“No!” Biff denied in a tone so pained and shocked that Bobby looked up in surprise to see his face gone pale. “Don’t talk about that, Bobby. Why, I wouldn’t dare even think of it myself. I—I never think about it. Me? with a mitt like a picnic ham? Did you ever see her hand, Bobby? And her eyes and her hair and all? Why, Bobby, if I’d ever catch myself daring to think about marrying that girl I’d take myself by the Adam’s apple and give myself the damnedest choking that ever turned a mutt’s map purple.”
“I’m sorry, after all, that you are through with slang, Biff,” said Bobby, “because if you were still using it you might have expressed that idea so much more picturesquely;” but Biff did not hear him, for from the office came Nellie Platt with a sun-hat in her hand.
“Right on time,” she said gaily to Biff, and, with a pleasant word for Bobby, went down with Mr. Bates to the river bank, where lay the neat little skiff that Jimmy had bought for her.
Bobby and Ferris and Platt, standing up near the filters, later on, were startled by a scream from the river, and, turning, they saw the skiff, in mid-stream, struck by a passing steamer and splintered as if it were made of pasteboard. Nellie had been rowing. Biff had called her attention to the approaching steamer, across the path of which they were passing. There had been plenty of time to row out of the way of it, but Nellie in grasping her oar for a quick turn had lost it. Fortunately the engines had been stopped immediately when the pilot had seen that they must strike, so that there was no appreciable underdrag. Biff’s head had been grazed slightly, enough to daze him for an instant, but he held himself up mechanically. Nellie, clogged by her skirts, could not swim, and as Biff got his bearings he saw her close by him going down for the second time. Two men sprang from the lower deck of the steamer, but Biff reached her first, and, his senses instantly clearing as he caught her, he struck out for the shore.

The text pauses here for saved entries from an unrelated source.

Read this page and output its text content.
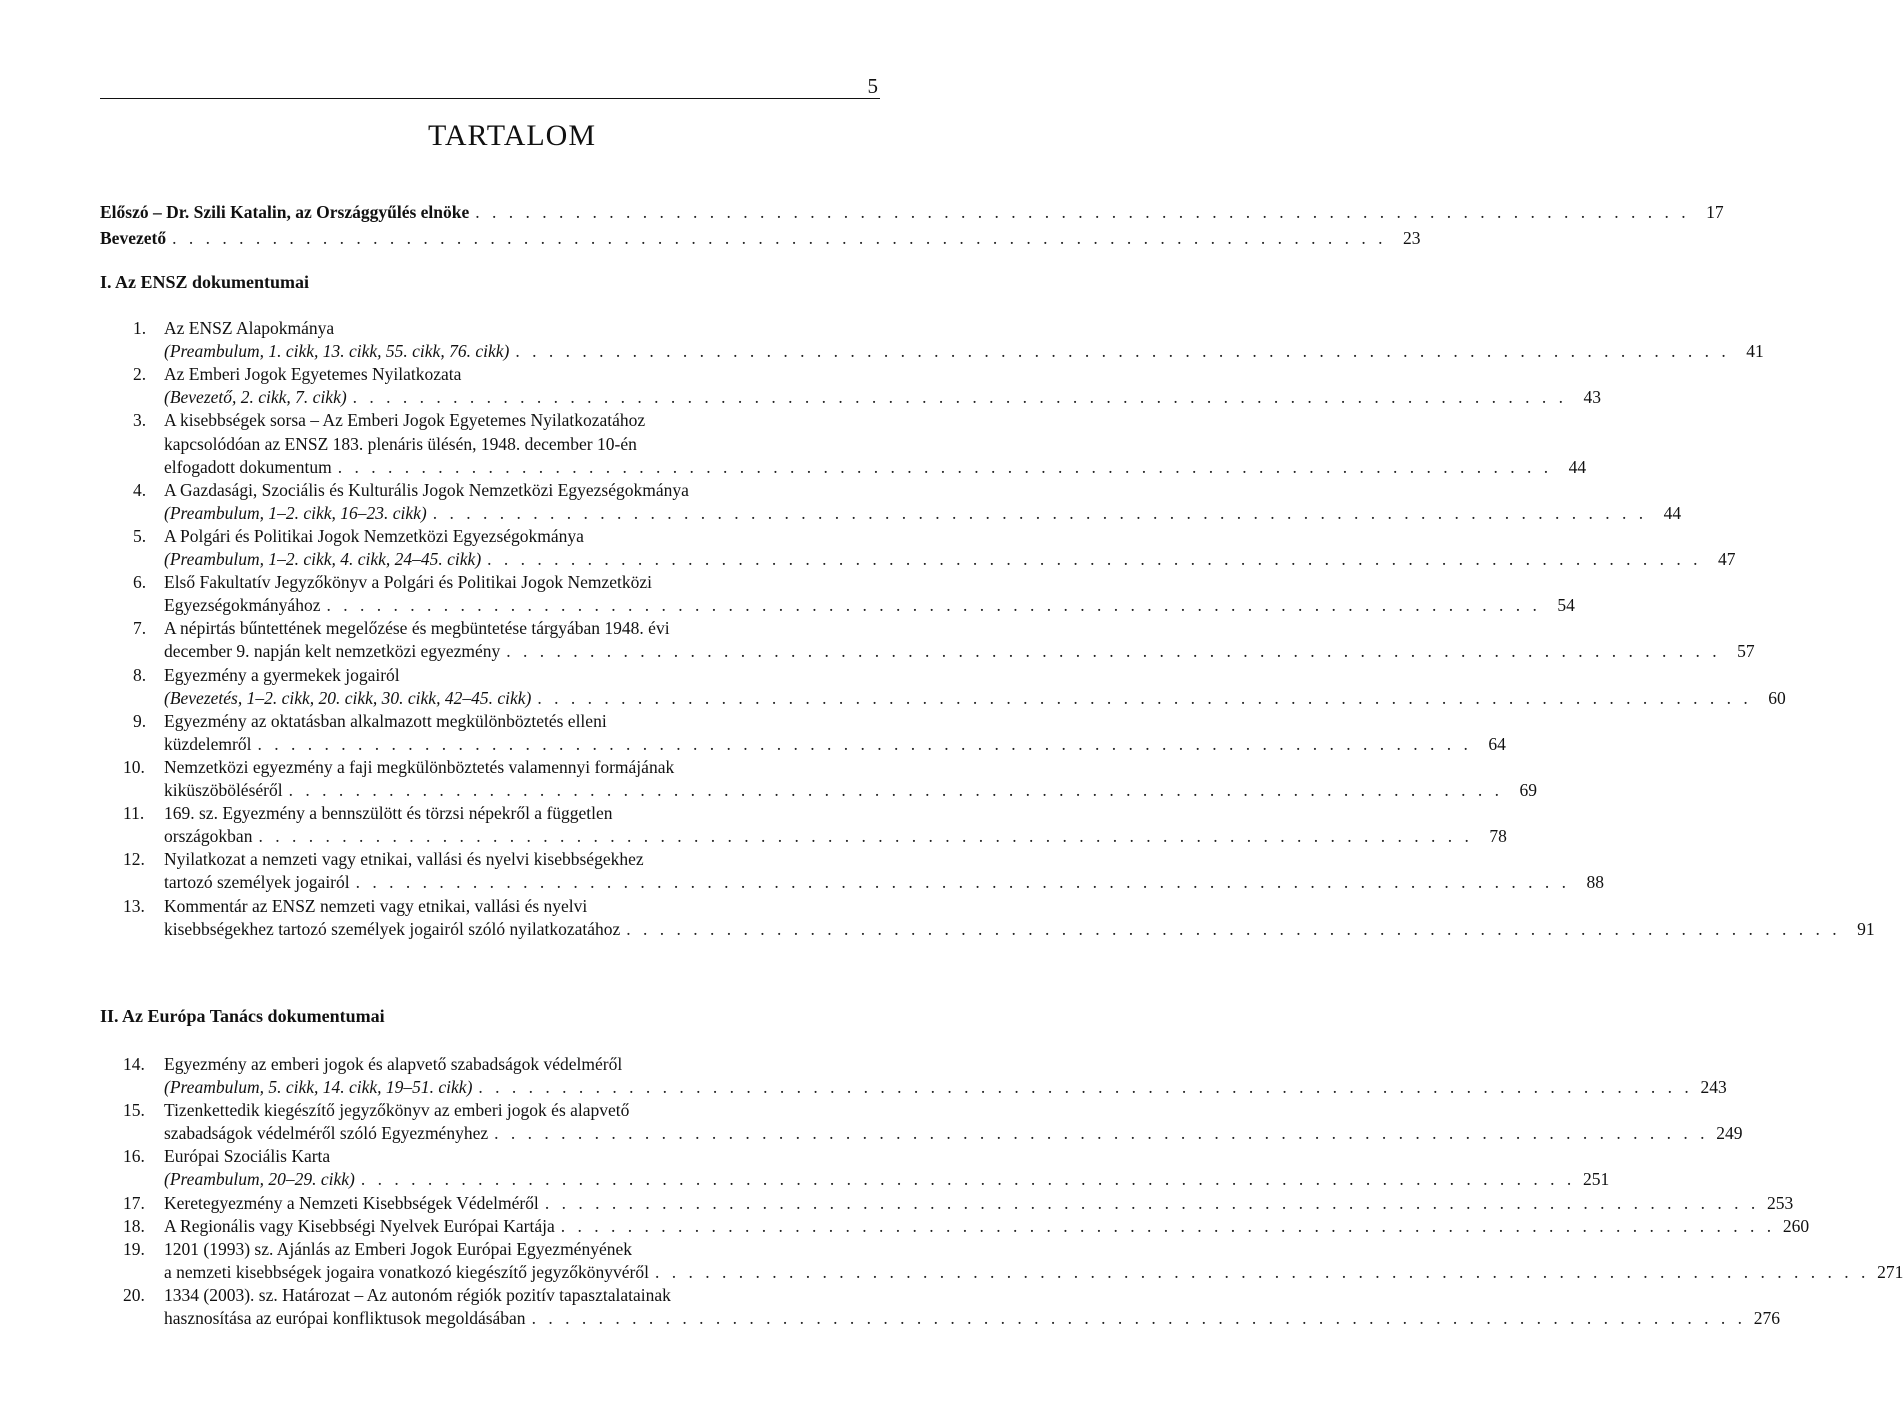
5
TARTALOM
Előszó – Dr. Szili Katalin, az Országgyűlés elnöke . . . . . . . . . . . . . . . . . . . . . . . . . . . . . . . . . . . . . . . . . . . . . . . . . . . . . . . . . . . . . . . . . . . . . . . . . 17
Bevezető . . . . . . . . . . . . . . . . . . . . . . . . . . . . . . . . . . . . . . . . . . . . . . . . . . . . . . . . . . . . . . . . . . . . . . . . . 23
I. Az ENSZ dokumentumai
1. Az ENSZ Alapokmánya
(Preambulum, 1. cikk, 13. cikk, 55. cikk, 76. cikk) . . . . . . . . . . . . . . . . . . . . . . . . . . . . . . . . . . . . . . . . . . . . . . . . . . . . . . . . . . . . . . . . . . . . . . . . . 41
2. Az Emberi Jogok Egyetemes Nyilatkozata
(Bevezető, 2. cikk, 7. cikk) . . . . . . . . . . . . . . . . . . . . . . . . . . . . . . . . . . . . . . . . . . . . . . . . . . . . . . . . . . . . . . . . . . . . . . . . . 43
3. A kisebbségek sorsa – Az Emberi Jogok Egyetemes Nyilatkozatához
kapcsolódóan az ENSZ 183. plenáris ülésén, 1948. december 10-én
elfogadott dokumentum . . . . . . . . . . . . . . . . . . . . . . . . . . . . . . . . . . . . . . . . . . . . . . . . . . . . . . . . . . . . . . . . . . . . . . . . . 44
4. A Gazdasági, Szociális és Kulturális Jogok Nemzetközi Egyezségokmánya
(Preambulum, 1–2. cikk, 16–23. cikk) . . . . . . . . . . . . . . . . . . . . . . . . . . . . . . . . . . . . . . . . . . . . . . . . . . . . . . . . . . . . . . . . . . . . . . . . . 44
5. A Polgári és Politikai Jogok Nemzetközi Egyezségokmánya
(Preambulum, 1–2. cikk, 4. cikk, 24–45. cikk) . . . . . . . . . . . . . . . . . . . . . . . . . . . . . . . . . . . . . . . . . . . . . . . . . . . . . . . . . . . . . . . . . . . . . . . . . 47
6. Első Fakultatív Jegyzőkönyv a Polgári és Politikai Jogok Nemzetközi
Egyezségokmányához . . . . . . . . . . . . . . . . . . . . . . . . . . . . . . . . . . . . . . . . . . . . . . . . . . . . . . . . . . . . . . . . . . . . . . . . . 54
7. A népirtás bűntettének megelőzése és megbüntetése tárgyában 1948. évi
december 9. napján kelt nemzetközi egyezmény . . . . . . . . . . . . . . . . . . . . . . . . . . . . . . . . . . . . . . . . . . . . . . . . . . . . . . . . . . . . . . . . . . . . . . . . . 57
8. Egyezmény a gyermekek jogairól
(Bevezetés, 1–2. cikk, 20. cikk, 30. cikk, 42–45. cikk) . . . . . . . . . . . . . . . . . . . . . . . . . . . . . . . . . . . . . . . . . . . . . . . . . . . . . . . . . . . . . . . . . . . . . . . . . 60
9. Egyezmény az oktatásban alkalmazott megkülönböztetés elleni
küzdelemről . . . . . . . . . . . . . . . . . . . . . . . . . . . . . . . . . . . . . . . . . . . . . . . . . . . . . . . . . . . . . . . . . . . . . . . . . 64
10. Nemzetközi egyezmény a faji megkülönböztetés valamennyi formájának
kiküszöböléséről . . . . . . . . . . . . . . . . . . . . . . . . . . . . . . . . . . . . . . . . . . . . . . . . . . . . . . . . . . . . . . . . . . . . . . . . . 69
11. 169. sz. Egyezmény a bennszülött és törzsi népekről a független
országokban . . . . . . . . . . . . . . . . . . . . . . . . . . . . . . . . . . . . . . . . . . . . . . . . . . . . . . . . . . . . . . . . . . . . . . . . . 78
12. Nyilatkozat a nemzeti vagy etnikai, vallási és nyelvi kisebbségekhez
tartozó személyek jogairól . . . . . . . . . . . . . . . . . . . . . . . . . . . . . . . . . . . . . . . . . . . . . . . . . . . . . . . . . . . . . . . . . . . . . . . . . 88
13. Kommentár az ENSZ nemzeti vagy etnikai, vallási és nyelvi
kisebbségekhez tartozó személyek jogairól szóló nyilatkozatához . . . . . . . . . . . . . . . . . . . . . . . . . . . . . . . . . . . . . . . . . . . . . . . . . . . . . . . . . . . . . . . . . . . . . . . . . 91
II. Az Európa Tanács dokumentumai
14. Egyezmény az emberi jogok és alapvető szabadságok védelméről
(Preambulum, 5. cikk, 14. cikk, 19–51. cikk) . . . . . . . . . . . . . . . . . . . . . . . . . . . . . . . . . . . . . . . . . . . . . . . . . . . . . . . . . . . . . . . . . . . . . . . . . 243
15. Tizenkettedik kiegészítő jegyzőkönyv az emberi jogok és alapvető
szabadságok védelméről szóló Egyezményhez . . . . . . . . . . . . . . . . . . . . . . . . . . . . . . . . . . . . . . . . . . . . . . . . . . . . . . . . . . . . . . . . . . . . . . . . . 249
16. Európai Szociális Karta
(Preambulum, 20–29. cikk) . . . . . . . . . . . . . . . . . . . . . . . . . . . . . . . . . . . . . . . . . . . . . . . . . . . . . . . . . . . . . . . . . . . . . . . . . 251
17. Keretegyezmény a Nemzeti Kisebbségek Védelméről . . . . . . . . . . . . . . . . . . . . . . . . . . . . . . . . . . . . . . . . . . . . . . . . . . . . . . . . . . . . . . . . . . . . . . . . . 253
18. A Regionális vagy Kisebbségi Nyelvek Európai Kartája . . . . . . . . . . . . . . . . . . . . . . . . . . . . . . . . . . . . . . . . . . . . . . . . . . . . . . . . . . . . . . . . . . . . . . . . . 260
19. 1201 (1993) sz. Ajánlás az Emberi Jogok Európai Egyezményének
a nemzeti kisebbségek jogaira vonatkozó kiegészítő jegyzőkönyvéről . . . . . . . . . . . . . . . . . . . . . . . . . . . . . . . . . . . . . . . . . . . . . . . . . . . . . . . . . . . . . . . . . . . . . . . . . 271
20. 1334 (2003). sz. Határozat – Az autonóm régiók pozitív tapasztalatainak
hasznosítása az európai konfliktusok megoldásában . . . . . . . . . . . . . . . . . . . . . . . . . . . . . . . . . . . . . . . . . . . . . . . . . . . . . . . . . . . . . . . . . . . . . . . . . 276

The three men on shore immediately ran down the bank, and sprang into the water to help Biff out with his burden. He was pale, but strangely cool and collected.
“Don’t go at it that way!” he called to them savagely, knowing neither friend nor foe in this emergency. “Get her loosened up someway, can’t you?”
Without waiting on them, Biff ripped a knife from his pocket, opened it and slit through waist and skirt-band and whatever else intervened, to her corset, which he opened with big fingers, the sudden deftness of which was marvelous. Directing them with crisp, sharp commands, he guided them through the first steps toward resuscitation, and then began the slow, careful pumping of the arms that should force breath back into the closed lungs.
For twenty minutes, each of which seemed interminable, Jimmy and Biff worked, one on either side of her, Biff’s face set, cold, expressionless, until at last there was a flutter of the eyelids, a cry of distress as the lungs took up their interrupted function, then the sharp, hissing sound of the intake and outgo of natural, though labored, breath; then Nellie Platt opened her big, brown eyes and gazed up into the gray ones of Biff Bates. She faintly smiled; then Biff did a thing that he had never done before in his mature life. He suddenly broke down and cried aloud, sobbing in great sobs that shook him from head to foot and that hurt him, as they tore from his throat, as the first breath of new life had hurt Nellie Platt; and, seeing and understanding, she raised up one weak arm and slipped it about his neck.
It was about a week after this occurrence when Silas Trimmer, coming back from lunch to attend the annual stock-holders’ meeting of Trimmer and Company, stopped on the sidewalk to inspect, with some curiosity, a strange, boxlike-looking structure which leaned face downward upon the edge of the curbing. It was three feet wide and full sixty feet long. He stooped and tried to tilt it up, but it was too heavy for his enfeebled frame, and with another curious glance at it he went into the store.
The meeting was set for half-past two. It was now scarcely two, and yet, when he opened the door of his private office, which had been set apart for that day’s meeting, he was surprised at the number of people he found in the room. A quick recognition of them mystified him the more. They were Bobby Burnit and Agnes, Johnson, Applerod and Chalmers.